| You are saying that monetizing software is not particularly different than other things. I"m saying one difference is that lots of other things have a bigger market in which to operate. It is easier in a big market to get a small slice of the pie and be okay.
(it may not be easy to get the slice, but once you do, it's enough). In developer tools, getting that small slice will still not be enough to be okay. In other words, it is different from other fields - you say "there is an endless supply of businesses/orgs for which for which it is almost an insurmountable obstacle to get them to acknowledge something that they could be doing to better serve their own self-interests and then get their approval to take appropriate action." That's true, but in other fields, to have a viable business, you don't have to get as many of these folks + whoever is left, to be successful enough. In developer tools, you do, because the overall market is worth a lot less, and so are individual customers. |
(I had a whole paragraph about how selling developer tooling to developers is hard, but that doesn't account for all software markets. I took it out, because it made the post too long and was already belaboring a point that was out of scope. I maintain that there are circumstances where selling software to SMBs is way easier than what's on the other side of the fence. Consider: developing a payments app for coin-operated laundromats that allows them to issue credits for people who want to pay with a card instead of quarters vs the business comprising the laundromat itself.
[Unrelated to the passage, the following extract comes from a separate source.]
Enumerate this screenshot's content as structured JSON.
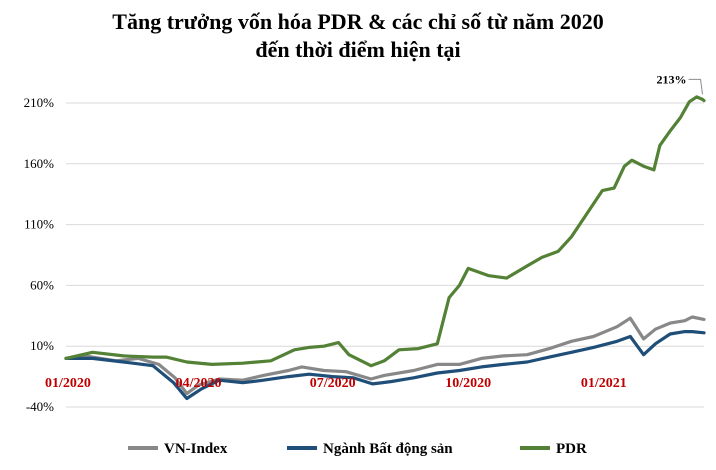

The laundromat has geographical constraints that just don't apply to the app developer—who can sell as many copies as they're able to to anyone pretty much anywhere. They can also rip out a huge chunk and repurpose it for a different type of payments app that has nothing to do with laundromats—and the app can be shitty, like most enterprise software, because the laundromat owner is not the user and is only thinking about the fact that the app enables something now that was not possible before. In contrast, the laundromat itself is affected by not just whether there are enough people in the city to carry the business forward, but the specific location within the city where the laundromat is placed.)